Ford waited for the guilt to subside, waited for his heart to finally catch up with his brain and admit he’d made the right call. But whatever freedom he’d hoped would come from this confession never came. “I start to believe it, and then I get called out to some site, and once I hear that a kid is involved, I start thinking about Paxton and how Christmas will forever be the day his dad died, and all of the what-ifs and doubts come back.”

“You start giving in to the what-ifs and you’ll never get out from under them,” Harris said.

Ford slid him a sidelong glance. “Every time that kid sees another dad, takes up baseball, makes it through his first day of school, he’s going to wonder about his dad. He won’t be able to let it go, so I guess it’s only fair that I can’t either.”

Harris turned his body toward Ford and rested his elbows on his knees. “Because of you he gets to play baseball and go to his first day of school. And he’s got an amazing mom who loves him. Emma’s only got one parent, and trust me, that kid is loved.”

“He barely smiles.”

“Neither do you.”

“He doesn’t talk.”

“And Emma can talk a doorknob deaf. Kids are different. And every call-out is different, which is why when you hand over your case file at the end of a rescue, you hand it all over. You walk away and know that you did all you could do. That job is finished.”

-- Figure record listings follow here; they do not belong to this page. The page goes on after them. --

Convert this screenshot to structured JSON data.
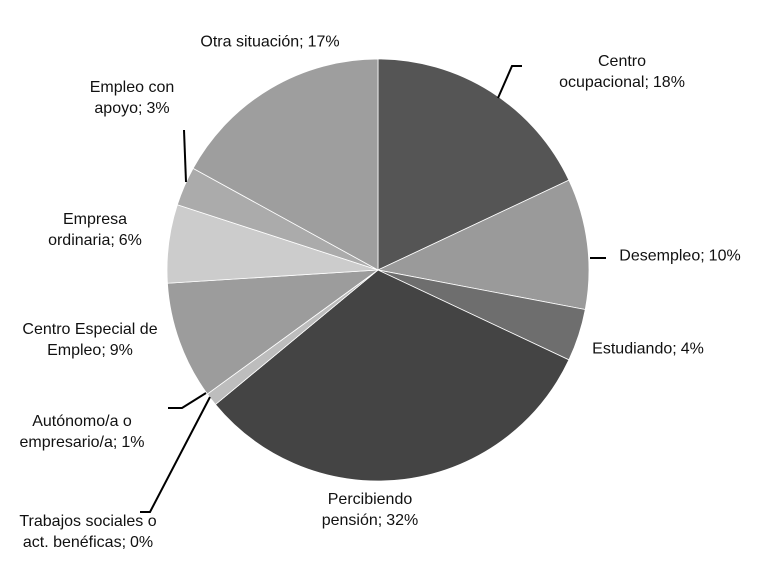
{
  "chart_data": {
    "type": "pie",
    "categories": [
      "Centro ocupacional;",
      "Desempleo;",
      "Estudiando;",
      "Percibiendo pensión;",
      "Trabajos sociales o act. benéficas;",
      "Autónomo/a o empresario/a;",
      "Centro Especial de Empleo;",
      "Empresa ordinaria;",
      "Empleo con apoyo;",
      "Otra situación;"
    ],
    "values": [
      18,
      10,
      4,
      32,
      0,
      1,
      9,
      6,
      3,
      17
    ],
    "value_labels": [
      "18%",
      "10%",
      "4%",
      "32%",
      "0%",
      "1%",
      "9%",
      "6%",
      "3%",
      "17%"
    ],
    "colors": [
      "#555555",
      "#9a9a9a",
      "#6e6e6e",
      "#444444",
      "#8a8a8a",
      "#bdbdbd",
      "#9c9c9c",
      "#cccccc",
      "#ababab",
      "#9e9e9e"
    ]
  }
}
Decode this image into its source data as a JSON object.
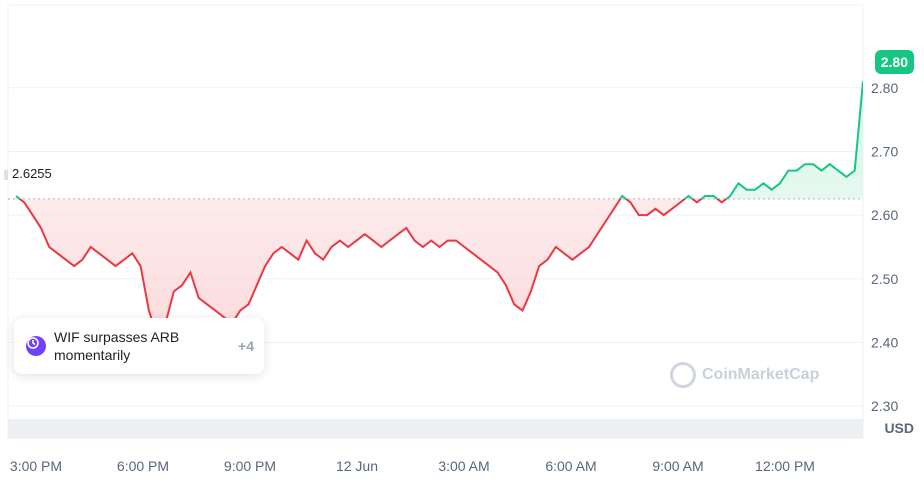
{
  "chart_data": {
    "type": "area",
    "x_labels": [
      "3:00 PM",
      "6:00 PM",
      "9:00 PM",
      "12 Jun",
      "3:00 AM",
      "6:00 AM",
      "9:00 AM",
      "12:00 PM"
    ],
    "y_ticks": [
      "2.80",
      "2.70",
      "2.60",
      "2.50",
      "2.40",
      "2.30"
    ],
    "ylim": [
      2.25,
      2.93
    ],
    "reference_price": 2.6255,
    "reference_label": "2.6255",
    "current_price_label": "2.80",
    "unit_label": "USD",
    "series": [
      {
        "values": [
          2.63,
          2.62,
          2.6,
          2.58,
          2.55,
          2.54,
          2.53,
          2.52,
          2.53,
          2.55,
          2.54,
          2.53,
          2.52,
          2.53,
          2.54,
          2.52,
          2.45,
          2.41,
          2.43,
          2.48,
          2.49,
          2.51,
          2.47,
          2.46,
          2.45,
          2.44,
          2.43,
          2.45,
          2.46,
          2.49,
          2.52,
          2.54,
          2.55,
          2.54,
          2.53,
          2.56,
          2.54,
          2.53,
          2.55,
          2.56,
          2.55,
          2.56,
          2.57,
          2.56,
          2.55,
          2.56,
          2.57,
          2.58,
          2.56,
          2.55,
          2.56,
          2.55,
          2.56,
          2.56,
          2.55,
          2.54,
          2.53,
          2.52,
          2.51,
          2.49,
          2.46,
          2.45,
          2.48,
          2.52,
          2.53,
          2.55,
          2.54,
          2.53,
          2.54,
          2.55,
          2.57,
          2.59,
          2.61,
          2.63,
          2.62,
          2.6,
          2.6,
          2.61,
          2.6,
          2.61,
          2.62,
          2.63,
          2.62,
          2.63,
          2.63,
          2.62,
          2.63,
          2.65,
          2.64,
          2.64,
          2.65,
          2.64,
          2.65,
          2.67,
          2.67,
          2.68,
          2.68,
          2.67,
          2.68,
          2.67,
          2.66,
          2.67,
          2.81
        ]
      }
    ],
    "grid": true
  },
  "news": {
    "text": "WIF surpasses ARB momentarily",
    "count": "+4"
  },
  "watermark": "CoinMarketCap",
  "colors": {
    "up": "#16c784",
    "down": "#ea3943",
    "up_fill": "#d6f5e8",
    "down_fill": "#fbdcdd",
    "grid": "#eff2f5",
    "volume": "#e6e9ee"
  }
}
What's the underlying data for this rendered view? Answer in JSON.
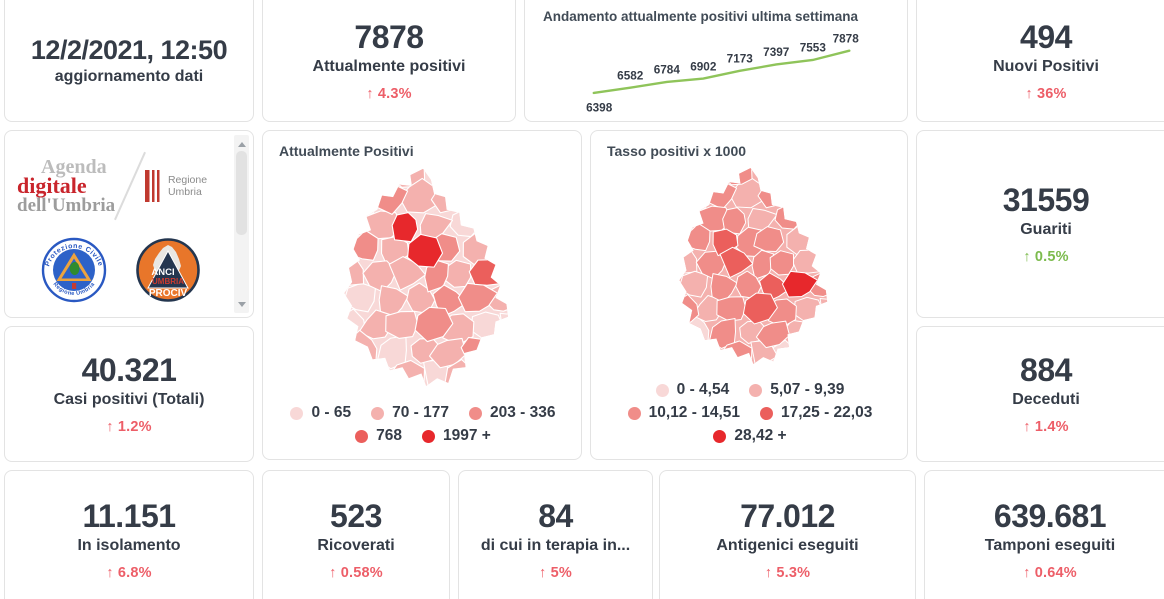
{
  "colors": {
    "text": "#353c47",
    "title": "#414b56",
    "card_border": "#e3e3e3",
    "delta_bad": "#ed5e68",
    "delta_good": "#7cbb4d",
    "line": "#8fc45a"
  },
  "updated": {
    "value": "12/2/2021, 12:50",
    "label": "aggiornamento dati"
  },
  "kpis": {
    "attualmente_positivi": {
      "value": "7878",
      "label": "Attualmente positivi",
      "delta": "↑ 4.3%"
    },
    "nuovi_positivi": {
      "value": "494",
      "label": "Nuovi Positivi",
      "delta": "↑ 36%"
    },
    "guariti": {
      "value": "31559",
      "label": "Guariti",
      "delta": "↑ 0.5%"
    },
    "casi_totali": {
      "value": "40.321",
      "label": "Casi positivi (Totali)",
      "delta": "↑ 1.2%"
    },
    "deceduti": {
      "value": "884",
      "label": "Deceduti",
      "delta": "↑ 1.4%"
    },
    "in_isolamento": {
      "value": "11.151",
      "label": "In isolamento",
      "delta": "↑ 6.8%"
    },
    "ricoverati": {
      "value": "523",
      "label": "Ricoverati",
      "delta": "↑ 0.58%"
    },
    "terapia_intensiva": {
      "value": "84",
      "label": "di cui in terapia in...",
      "delta": "↑ 5%"
    },
    "antigenici": {
      "value": "77.012",
      "label": "Antigenici eseguiti",
      "delta": "↑ 5.3%"
    },
    "tamponi": {
      "value": "639.681",
      "label": "Tamponi eseguiti",
      "delta": "↑ 0.64%"
    }
  },
  "chart_data": {
    "type": "line",
    "title": "Andamento attualmente positivi ultima settimana",
    "categories": [
      1,
      2,
      3,
      4,
      5,
      6,
      7,
      8
    ],
    "values": [
      6398,
      6582,
      6784,
      6902,
      7173,
      7397,
      7553,
      7878
    ],
    "line_color": "#8fc45a",
    "data_labels": true,
    "axes_visible": false,
    "grid": false,
    "legend_position": "none"
  },
  "maps": [
    {
      "title": "Attualmente Positivi",
      "base_level": 0,
      "legend": [
        {
          "label": "0 - 65",
          "color": "#f8d8d7"
        },
        {
          "label": "70 - 177",
          "color": "#f4b1ae"
        },
        {
          "label": "203 - 336",
          "color": "#f08d89"
        },
        {
          "label": "768",
          "color": "#eb5f5c"
        },
        {
          "label": "1997 +",
          "color": "#e7282c"
        }
      ],
      "legend_rows": [
        [
          0,
          1,
          2
        ],
        [
          3,
          4
        ]
      ],
      "levels": [
        0,
        1,
        1,
        1,
        0,
        0,
        0,
        0,
        0,
        1,
        2,
        1,
        1,
        1,
        0,
        0,
        0,
        1,
        1,
        4,
        1,
        0,
        1,
        0,
        1,
        2,
        1,
        4,
        2,
        1,
        0,
        0,
        0,
        1,
        1,
        1,
        2,
        1,
        3,
        1,
        0,
        0,
        1,
        1,
        2,
        2,
        1,
        0,
        1,
        0,
        1,
        1,
        2,
        1,
        0,
        0,
        0,
        1,
        0,
        1,
        1,
        2,
        0,
        0,
        0,
        0,
        1,
        1,
        0,
        1,
        0,
        0
      ]
    },
    {
      "title": "Tasso positivi x 1000",
      "base_level": 1,
      "legend": [
        {
          "label": "0 - 4,54",
          "color": "#f8d8d7"
        },
        {
          "label": "5,07 - 9,39",
          "color": "#f4b1ae"
        },
        {
          "label": "10,12 - 14,51",
          "color": "#f08d89"
        },
        {
          "label": "17,25 - 22,03",
          "color": "#eb5f5c"
        },
        {
          "label": "28,42 +",
          "color": "#e7282c"
        }
      ],
      "legend_rows": [
        [
          0,
          1
        ],
        [
          2,
          3
        ],
        [
          4
        ]
      ],
      "levels": [
        1,
        2,
        1,
        2,
        1,
        1,
        0,
        0,
        1,
        2,
        2,
        1,
        2,
        1,
        1,
        0,
        2,
        1,
        2,
        2,
        1,
        2,
        3,
        1,
        1,
        2,
        3,
        2,
        2,
        1,
        3,
        1,
        0,
        1,
        2,
        3,
        2,
        2,
        1,
        1,
        1,
        1,
        2,
        2,
        3,
        4,
        2,
        0,
        0,
        2,
        1,
        2,
        3,
        2,
        1,
        1,
        1,
        0,
        2,
        1,
        2,
        1,
        0,
        0,
        0,
        1,
        1,
        2,
        1,
        0,
        0,
        0
      ]
    }
  ],
  "logos": {
    "agenda": {
      "line1": "Agenda",
      "line2": "digitale",
      "line3": "dell'Umbria"
    },
    "regione": {
      "label": "Regione Umbria"
    },
    "protezione": {
      "top": "Protezione Civile",
      "bottom": "Regione Umbria"
    },
    "anci": {
      "line1": "ANCI",
      "line2": "UMBRIA",
      "line3": "PROCIV"
    }
  }
}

“It doesn’t feel finished,” he said. “I made a promise to Sam that I would make sure Liv was okay.”

Harris laughed. “Have you met the woman? She is the most stubborn, independent person I’ve ever met. Well, besides you.”

She was also the loneliest. Looking at Liv was like looking at his mother. Too proud to take help, too tired to enjoy her life. She’d always said she’d get to the fun part later, but Ford had been a wild kid, and for his mom, later never came.

He refused to do that to another woman.